Wishard engaged a team of national and local experts to analyze and evaluate every option to determine the most efficient, cost-effective and highest quality solution to address the failing facilities. One of the options explored was to do nothing. As buildings failed and could not be renovated, Wishard would close buildings and ultimately would be forced to shut down the hospital entirely.
“Wishard’s closure would create a devastating vacuum in our community – where anyone could be in need of Wishard’s services at any time, and where Marion County’s underserved rely on us every day,” said Harris.
Wishard is one of the five largest safety-net health care systems in the country, with more than 1.2 million outpatient visits per year. Wishard provides 64 percent of all the indigent inpatient care in Marion County – more than all the other hospitals in the county combined. Through its community based health programs, Wishard improves outcomes for vulnerable Hoosiers while reducing costs.
Wishard has a track record as a low-cost provider of high quality care,” said Harris. “A new Wishard is the lowest cost solution, the most cost-effective solution and best serves our community’s needs for both health care and medical education.”
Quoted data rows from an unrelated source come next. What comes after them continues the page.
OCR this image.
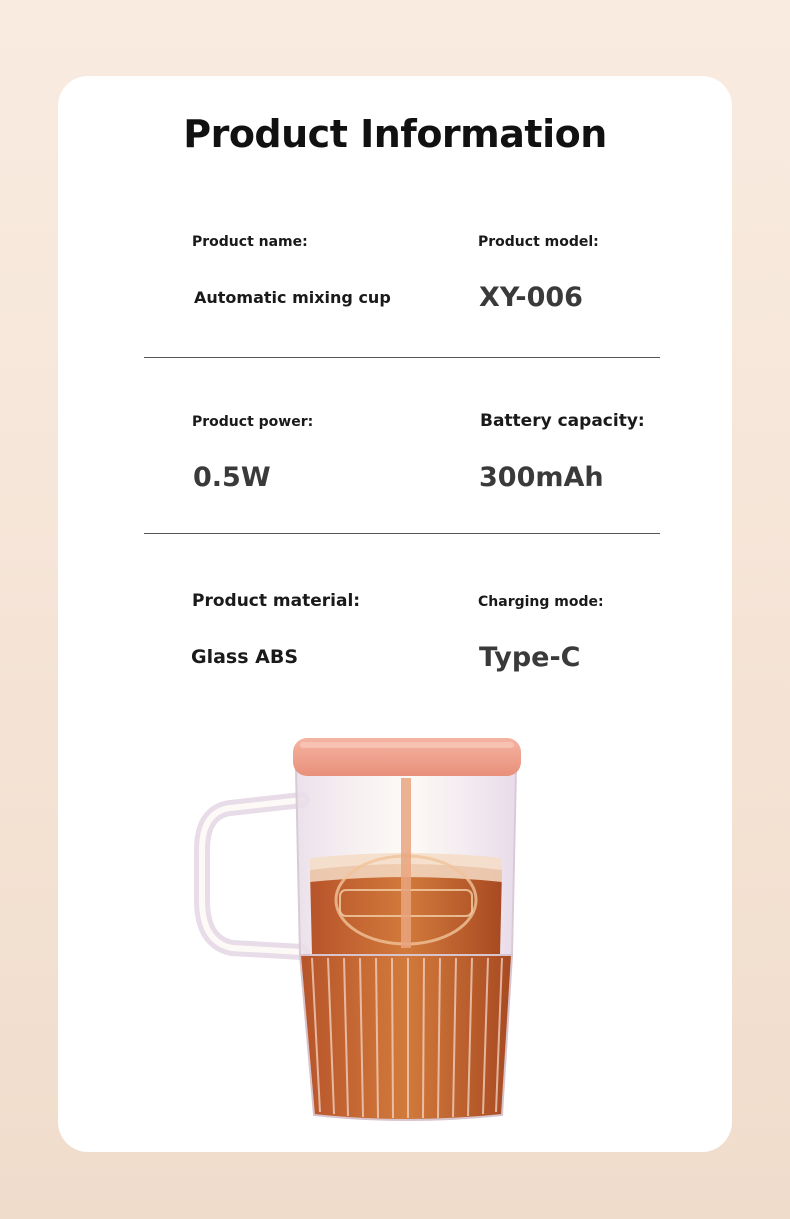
Product Information
Product name:
Automatic mixing cup
Product model:
XY-006
Product power:
0.5W
Battery capacity:
300mAh
Product material:
Glass ABS
Charging mode:
Type-C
Wishard has earned a reputation for providing critical care for central Indiana’s most traumatic injuries and is one of only two adult Level I trauma centers in the state. Wishard has Indiana’s busiest emergency department and the region’s only adult burn center. Wishard is the backbone of the state’s system for educating the next generation of doctors, nurses and other care providers and serves as a center for research, with hundreds of clinical trials focused on the more effective and efficient delivery of medical care.
Wishard, one of the first in the nation to use electronic medical records more than 30 years ago, took that standard full circle just weeks ago, when it became the first in the nation to use electronic medical records in ambulances in the field to improve care for the patient prior to transport.
The new hospital facilities will include a 303-bed hospital, outpatient clinic building, power plant, parking garage and facilities for medical education and research.
Independent studies have concluded that a new Wishard will reduce the total space by nearly one third from 1.7 million square feet to 1.2 million square feet, serve more patients and save 45 percent in utility costs.
HHC will participate in a county-wide referendum on November 3, 2009 to obtain approval to issue bonds. More information is available for the public at WishardFacts.org.